According to Pindar, ἀίδώς, awe, by which Being itself cares for its essence, and through which essence it dispenses ἀλήθεια to beings and to man, has λάθα for its counter-essence. The poetical words of Pindar about λήθη attest to the fact that for the Greeks the mutual counter-essence of ἀλήθεια and λήθη was experienced originally. We might therefore expect that this essential correlation between ἀλήθεια and λήθη would also, in a correspondingly original way, be thought through by the Greeks and posed in thinking. This expectation is not fulfilled. The Greeks never did explicitly think through ἀλήθεια and λήθη with regard to their essence and the ground of their essence, since already, i.e., prior to all thinking and poetizing, these pervade the to-be-thought as its "essence." The Greeks think and poetize and "deal" within the essence of ἀλήθεια and of λήθη. but they do not think and poetize about this essence and they do not "deal" with it. For the Greeks it suffices to be claimed by ἀλήθεια itself and to be encompassed by it. It is a sign of the necessity ruling its essence that Greek humanity, at its inception, does not need to think about the essence of ἀλήθεια (and of λήθη).
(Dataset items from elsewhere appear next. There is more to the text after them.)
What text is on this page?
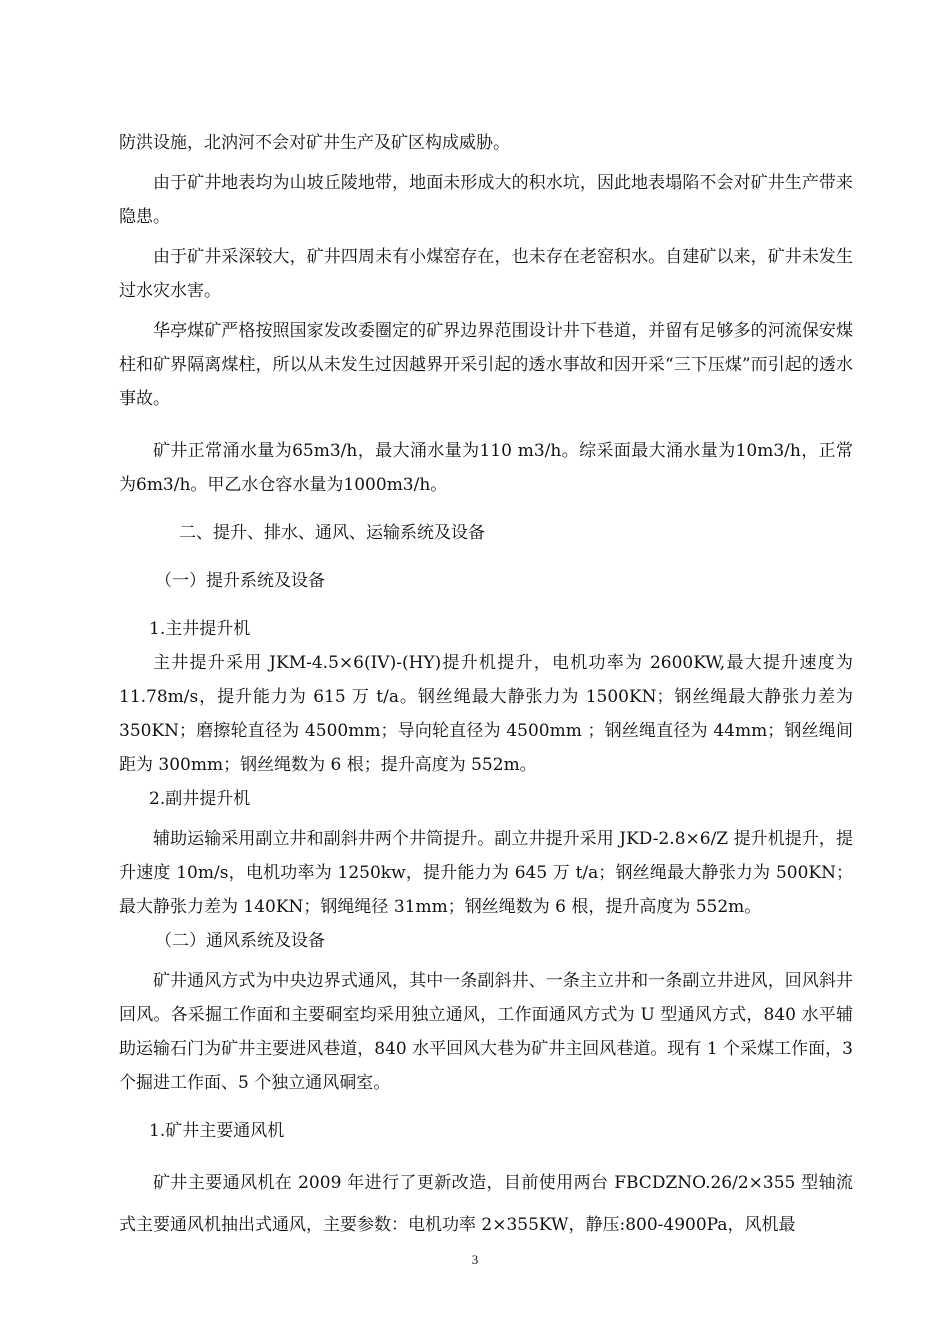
防洪设施，北汭河不会对矿井生产及矿区构成威胁。

由于矿井地表均为山坡丘陵地带，地面未形成大的积水坑，因此地表塌陷不会对矿井生产带来隐患。

由于矿井采深较大，矿井四周未有小煤窑存在，也未存在老窑积水。自建矿以来，矿井未发生过水灾水害。

华亭煤矿严格按照国家发改委圈定的矿界边界范围设计井下巷道，并留有足够多的河流保安煤柱和矿界隔离煤柱，所以从未发生过因越界开采引起的透水事故和因开采“三下压煤”而引起的透水事故。

矿井正常涌水量为65m3/h，最大涌水量为110 m3/h。综采面最大涌水量为10m3/h，正常为6m3/h。甲乙水仓容水量为1000m3/h。

二、提升、排水、通风、运输系统及设备

（一）提升系统及设备

1.主井提升机

主井提升采用 JKM-4.5×6(IV)-(HY)提升机提升，电机功率为 2600KW,最大提升速度为 11.78m/s，提升能力为 615 万 t/a。钢丝绳最大静张力为 1500KN；钢丝绳最大静张力差为 350KN；磨擦轮直径为 4500mm；导向轮直径为 4500mm ；钢丝绳直径为 44mm；钢丝绳间距为 300mm；钢丝绳数为 6 根；提升高度为 552m。

2.副井提升机

辅助运输采用副立井和副斜井两个井筒提升。副立井提升采用 JKD-2.8×6/Z 提升机提升，提升速度 10m/s，电机功率为 1250kw，提升能力为 645 万 t/a；钢丝绳最大静张力为 500KN；最大静张力差为 140KN；钢绳绳径 31mm；钢丝绳数为 6 根，提升高度为 552m。

（二）通风系统及设备

矿井通风方式为中央边界式通风，其中一条副斜井、一条主立井和一条副立井进风，回风斜井回风。各采掘工作面和主要硐室均采用独立通风，工作面通风方式为 U 型通风方式，840 水平辅助运输石门为矿井主要进风巷道，840 水平回风大巷为矿井主回风巷道。现有 1 个采煤工作面，3 个掘进工作面、5 个独立通风硐室。

1.矿井主要通风机

矿井主要通风机在 2009 年进行了更新改造，目前使用两台 FBCDZNO.26/2×355 型轴流式主要通风机抽出式通风，主要参数：电机功率 2×355KW，静压:800-4900Pa，风机最

3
And when, at the time of the close of the Greek world, in a certain sense a thinking "about" ἀλήθεια is inaugurated, then this inauguration is precisely a sign of that imminent closing. But the history of the modern world and its generations is much different.

When ἀλήθεια and λήθη are explicitly mentioned in the thoughtful speech of the Greeks. there it has the character of primordial legend and is μῦθος.